Confidence, trust and job satisfaction are at historic lows. When the economic collapse began, the world’s largest banks called in Shawn to research how to restore confidence and forward progress. While many managers succumb to helplessness, with their teams and clients quickly following suit, Shawn researched those who maintained high levels of success and leadership during the challenge. He found that our brains create confidence based on the belief that our behavior matters to the outcome we desire. To develop this trust, we must create “wins” for our brain necessary to overcome learned helplessness and must train our brains for rational optimism. Based on the science of positive psychology and case studies of working with companies in the midst of an economic collapse, Shawn provides practical applications for raising the belief that individual behavior matters and helping leaders to keep teams motivated and engaged.

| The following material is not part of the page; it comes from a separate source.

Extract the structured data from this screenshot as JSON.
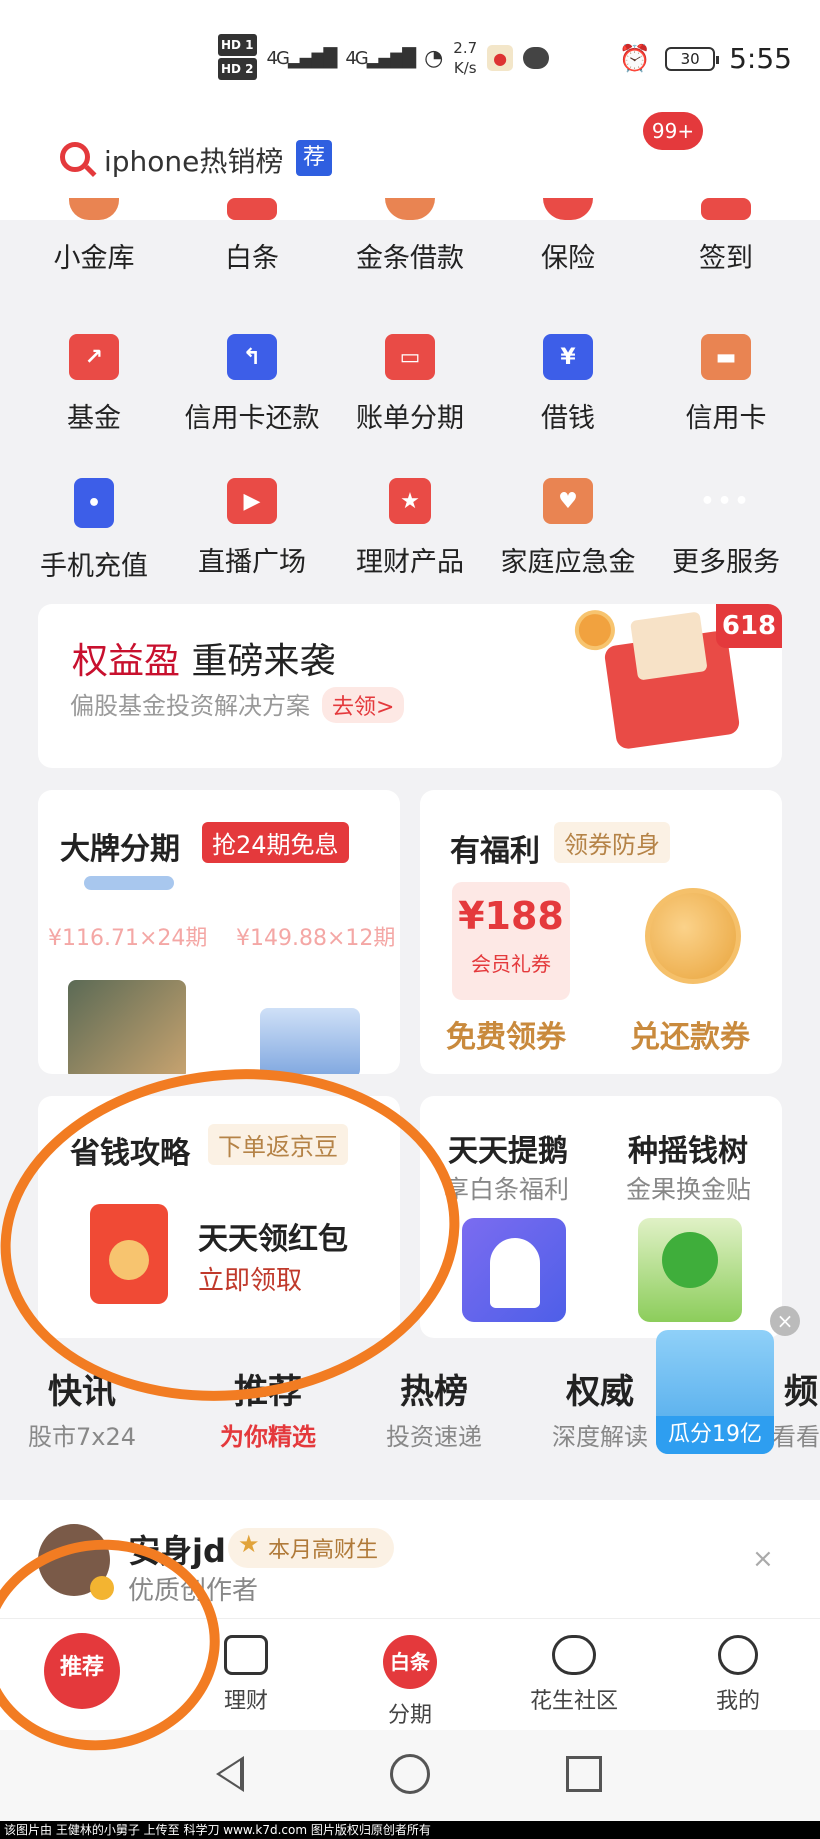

Common sense is not common action. This is because information does not necessarily cause transformation because we require a certain level of “activation energy” to start a change. Shawn’s research in the field of positive psychology has revealed how changes in our own brain due to mindset and behavior can have a ripple effect to a team and an entire organization. This positive ripple effect can create a more productive, positive work culture making positive change easier. Audiences will learn about the latest scientific research on mirror neurons and mental priming to explain how positivity and negativity spread, case studies on how to become a lightning rod for change, and findings on how a positive ripple effect profoundly affects an organization’s ability to transition and change.